Las decisiones políticas suelen tener un fin a corto plazo: la victoria electoral. La educación y el avance científico solo puede conseguirse con políticas educativas de muy largo plazo y con el esfuerzo sistemático por ofrecer mejores condiciones de vida. Sin embargo, nuestra región sigue ocupándose de lo urgente y de esta forma se vuelve difícil apuntalar hacia lo estratégico. Los diez millones adicionales anunciados para el presupuesto de la Universidad de El Salvador se dice que serán designados para mayor infraestructura. Sin duda es muy importante que los nuevos estudiantes tengan acceso a espacios de estudio digno, pero, ¿cuánta de esta inversión será destinada a investigación científica que dé resultados y a programas de ciencia que permitan a la población volverse los protagonistas de su propio proceso de desarrollo?

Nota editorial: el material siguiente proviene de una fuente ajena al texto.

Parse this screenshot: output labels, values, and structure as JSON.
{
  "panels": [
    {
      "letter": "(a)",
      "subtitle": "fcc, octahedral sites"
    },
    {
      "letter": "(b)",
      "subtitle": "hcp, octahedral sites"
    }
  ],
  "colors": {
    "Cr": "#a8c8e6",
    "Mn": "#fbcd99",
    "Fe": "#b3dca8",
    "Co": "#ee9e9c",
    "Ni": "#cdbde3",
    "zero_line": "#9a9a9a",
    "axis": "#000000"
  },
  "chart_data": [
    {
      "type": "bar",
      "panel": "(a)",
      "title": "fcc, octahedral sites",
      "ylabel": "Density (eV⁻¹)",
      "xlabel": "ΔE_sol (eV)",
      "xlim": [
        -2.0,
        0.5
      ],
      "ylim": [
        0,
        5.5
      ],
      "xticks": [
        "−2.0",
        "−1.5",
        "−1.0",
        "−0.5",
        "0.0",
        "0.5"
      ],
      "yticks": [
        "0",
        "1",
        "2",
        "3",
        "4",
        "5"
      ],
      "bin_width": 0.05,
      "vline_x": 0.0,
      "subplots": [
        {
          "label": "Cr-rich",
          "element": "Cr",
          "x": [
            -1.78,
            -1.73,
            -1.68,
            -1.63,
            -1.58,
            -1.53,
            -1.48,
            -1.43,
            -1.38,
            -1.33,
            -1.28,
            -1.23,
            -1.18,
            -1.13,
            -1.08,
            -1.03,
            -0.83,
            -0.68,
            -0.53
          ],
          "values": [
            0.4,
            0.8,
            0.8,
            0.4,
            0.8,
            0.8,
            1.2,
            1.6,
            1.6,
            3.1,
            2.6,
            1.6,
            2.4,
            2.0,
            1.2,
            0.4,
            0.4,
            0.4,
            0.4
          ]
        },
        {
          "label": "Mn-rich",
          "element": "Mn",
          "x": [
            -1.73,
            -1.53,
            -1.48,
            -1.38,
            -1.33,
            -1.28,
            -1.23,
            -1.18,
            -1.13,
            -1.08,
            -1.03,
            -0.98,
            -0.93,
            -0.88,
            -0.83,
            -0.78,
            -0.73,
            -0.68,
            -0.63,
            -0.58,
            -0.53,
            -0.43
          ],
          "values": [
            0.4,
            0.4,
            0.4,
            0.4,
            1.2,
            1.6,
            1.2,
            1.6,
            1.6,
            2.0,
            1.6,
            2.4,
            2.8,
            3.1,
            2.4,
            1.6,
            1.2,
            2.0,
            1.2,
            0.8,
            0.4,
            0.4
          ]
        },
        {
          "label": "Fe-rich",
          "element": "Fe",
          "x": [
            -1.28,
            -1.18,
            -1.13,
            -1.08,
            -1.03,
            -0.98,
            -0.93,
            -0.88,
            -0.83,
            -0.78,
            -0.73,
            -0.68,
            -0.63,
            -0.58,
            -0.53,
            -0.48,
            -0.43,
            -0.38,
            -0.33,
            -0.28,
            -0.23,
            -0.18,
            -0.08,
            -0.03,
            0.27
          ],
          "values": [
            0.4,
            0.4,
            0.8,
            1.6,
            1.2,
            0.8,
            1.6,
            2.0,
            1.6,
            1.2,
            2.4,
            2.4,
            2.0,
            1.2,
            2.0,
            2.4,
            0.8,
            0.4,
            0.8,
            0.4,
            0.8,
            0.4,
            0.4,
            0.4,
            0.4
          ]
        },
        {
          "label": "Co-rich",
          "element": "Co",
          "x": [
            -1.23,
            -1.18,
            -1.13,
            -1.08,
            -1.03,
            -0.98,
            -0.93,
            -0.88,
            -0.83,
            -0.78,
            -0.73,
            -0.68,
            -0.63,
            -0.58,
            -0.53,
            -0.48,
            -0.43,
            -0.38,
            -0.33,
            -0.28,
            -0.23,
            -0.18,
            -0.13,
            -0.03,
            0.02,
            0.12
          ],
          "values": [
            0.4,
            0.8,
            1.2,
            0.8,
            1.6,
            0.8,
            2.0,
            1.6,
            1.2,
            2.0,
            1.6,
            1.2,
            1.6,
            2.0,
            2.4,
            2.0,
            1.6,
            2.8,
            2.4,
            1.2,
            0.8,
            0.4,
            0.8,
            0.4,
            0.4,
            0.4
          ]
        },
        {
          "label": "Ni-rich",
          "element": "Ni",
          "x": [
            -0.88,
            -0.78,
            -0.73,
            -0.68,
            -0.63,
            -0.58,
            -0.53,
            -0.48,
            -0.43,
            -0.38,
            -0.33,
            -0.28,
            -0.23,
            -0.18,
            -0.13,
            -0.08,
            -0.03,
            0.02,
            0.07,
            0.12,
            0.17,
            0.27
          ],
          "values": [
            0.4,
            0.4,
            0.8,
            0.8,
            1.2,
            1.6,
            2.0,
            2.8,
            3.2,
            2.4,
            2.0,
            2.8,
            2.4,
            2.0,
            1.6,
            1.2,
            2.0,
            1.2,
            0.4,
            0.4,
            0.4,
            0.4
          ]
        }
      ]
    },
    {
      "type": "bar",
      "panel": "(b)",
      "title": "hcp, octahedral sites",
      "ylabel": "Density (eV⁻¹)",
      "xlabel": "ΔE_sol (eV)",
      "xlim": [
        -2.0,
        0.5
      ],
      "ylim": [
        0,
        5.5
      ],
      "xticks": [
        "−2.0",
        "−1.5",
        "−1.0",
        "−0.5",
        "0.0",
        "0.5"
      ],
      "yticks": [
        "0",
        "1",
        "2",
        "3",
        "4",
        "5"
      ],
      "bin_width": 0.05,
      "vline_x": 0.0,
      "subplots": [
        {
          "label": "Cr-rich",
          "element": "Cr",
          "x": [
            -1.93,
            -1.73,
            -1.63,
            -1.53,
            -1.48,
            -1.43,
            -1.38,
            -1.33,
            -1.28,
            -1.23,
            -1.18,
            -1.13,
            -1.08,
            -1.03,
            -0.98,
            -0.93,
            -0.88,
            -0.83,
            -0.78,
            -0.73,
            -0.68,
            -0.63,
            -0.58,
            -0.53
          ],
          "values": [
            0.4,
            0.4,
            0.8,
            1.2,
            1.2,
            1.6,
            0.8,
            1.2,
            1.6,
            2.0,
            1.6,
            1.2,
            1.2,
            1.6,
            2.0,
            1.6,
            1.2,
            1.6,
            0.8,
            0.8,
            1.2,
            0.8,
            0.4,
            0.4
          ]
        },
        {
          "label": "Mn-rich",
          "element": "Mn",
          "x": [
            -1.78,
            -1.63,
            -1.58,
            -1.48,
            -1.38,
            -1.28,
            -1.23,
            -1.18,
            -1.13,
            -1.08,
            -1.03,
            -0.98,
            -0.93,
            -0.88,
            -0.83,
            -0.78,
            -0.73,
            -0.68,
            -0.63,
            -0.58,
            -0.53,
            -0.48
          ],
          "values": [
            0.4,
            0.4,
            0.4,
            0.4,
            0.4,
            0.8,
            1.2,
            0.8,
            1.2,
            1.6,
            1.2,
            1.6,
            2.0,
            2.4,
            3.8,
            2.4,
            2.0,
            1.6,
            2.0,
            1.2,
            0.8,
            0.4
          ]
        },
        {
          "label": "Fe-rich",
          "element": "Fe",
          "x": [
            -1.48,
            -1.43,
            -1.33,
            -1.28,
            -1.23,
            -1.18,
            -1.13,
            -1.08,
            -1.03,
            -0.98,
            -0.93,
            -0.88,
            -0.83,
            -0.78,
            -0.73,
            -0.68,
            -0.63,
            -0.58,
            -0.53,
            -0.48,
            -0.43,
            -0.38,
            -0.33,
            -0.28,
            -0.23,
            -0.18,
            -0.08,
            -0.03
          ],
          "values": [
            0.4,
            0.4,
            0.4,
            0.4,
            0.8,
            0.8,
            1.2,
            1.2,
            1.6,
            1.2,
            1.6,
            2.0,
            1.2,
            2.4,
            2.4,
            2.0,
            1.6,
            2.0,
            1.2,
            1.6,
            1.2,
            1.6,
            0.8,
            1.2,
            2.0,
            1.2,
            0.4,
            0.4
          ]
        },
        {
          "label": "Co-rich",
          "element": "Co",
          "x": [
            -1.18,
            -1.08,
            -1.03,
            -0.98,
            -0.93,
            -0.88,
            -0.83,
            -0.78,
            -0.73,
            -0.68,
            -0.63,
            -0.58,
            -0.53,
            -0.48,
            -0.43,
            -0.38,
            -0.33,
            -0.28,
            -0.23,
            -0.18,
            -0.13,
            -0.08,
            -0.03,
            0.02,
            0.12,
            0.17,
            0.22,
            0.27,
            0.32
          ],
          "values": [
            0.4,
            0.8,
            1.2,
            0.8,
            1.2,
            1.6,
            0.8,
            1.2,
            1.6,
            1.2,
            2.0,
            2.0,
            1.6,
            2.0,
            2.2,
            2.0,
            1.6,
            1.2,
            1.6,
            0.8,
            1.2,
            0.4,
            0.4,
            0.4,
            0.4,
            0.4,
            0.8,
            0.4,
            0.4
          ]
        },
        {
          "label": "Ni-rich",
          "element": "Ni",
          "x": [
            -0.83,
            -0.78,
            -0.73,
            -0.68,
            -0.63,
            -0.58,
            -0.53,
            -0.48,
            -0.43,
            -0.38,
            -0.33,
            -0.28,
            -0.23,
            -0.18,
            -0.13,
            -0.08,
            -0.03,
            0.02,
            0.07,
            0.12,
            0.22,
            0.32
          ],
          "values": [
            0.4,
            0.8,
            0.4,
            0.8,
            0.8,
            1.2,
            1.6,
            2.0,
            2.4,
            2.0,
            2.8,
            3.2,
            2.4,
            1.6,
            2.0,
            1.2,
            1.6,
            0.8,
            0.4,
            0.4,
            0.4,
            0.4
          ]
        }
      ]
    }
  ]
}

En este espacio hemos señalado la preocupación por la proliferación de las noticias falsas. Muchas de las noticias falsas que han circulado tienen que ver justamente con tratamientos inciertos, vacunas ficticias y una serie de datos falsos asociados a la salud y, en especial, al covid-19. En una sociedad sin educación científica la charlatanería se multiplica. ¿Cómo vamos a poder decidir si queremos afrontar los riesgos que implican las vacunas que no han tenido ni un año de prueba? ¿Conoce la población salvadoreña la posibilidad de que se presenten efectos a largo plazo? ¿Somos capaces de discutir sobre la diferencia entre una vacuna que modifica el ARN y una que contiene un virus genéticamente modificado? ¿Dónde están las instituciones salvadoreñas que regulan las prácticas farmacéuticas y nos protegen de los abusos de un millonario mercado que crece gracias a la pandemia? ¿Entendemos las implicaciones éticas de esta realidad que ya ha llegado?
La política, las personas y funcionarios que se dedican a tomar decisiones sobre nuestra comunidad y nuestra vida pueden salvar vidas cuando toman decisiones en diálogo con la comunidad científica y nos permiten formar parte de ese enriquecedor debate. Si no es así, nos arriesgamos, como bien ha señalado Ignacio Losada en un texto que recoge estos debates: “Nos disponemos a entrar en un territorio casi inexplorado, del que no conocemos los peligros y que puede acabar siendo nuestra tumba”.
* Artículo publicado en el boletín Proceso N.° 26.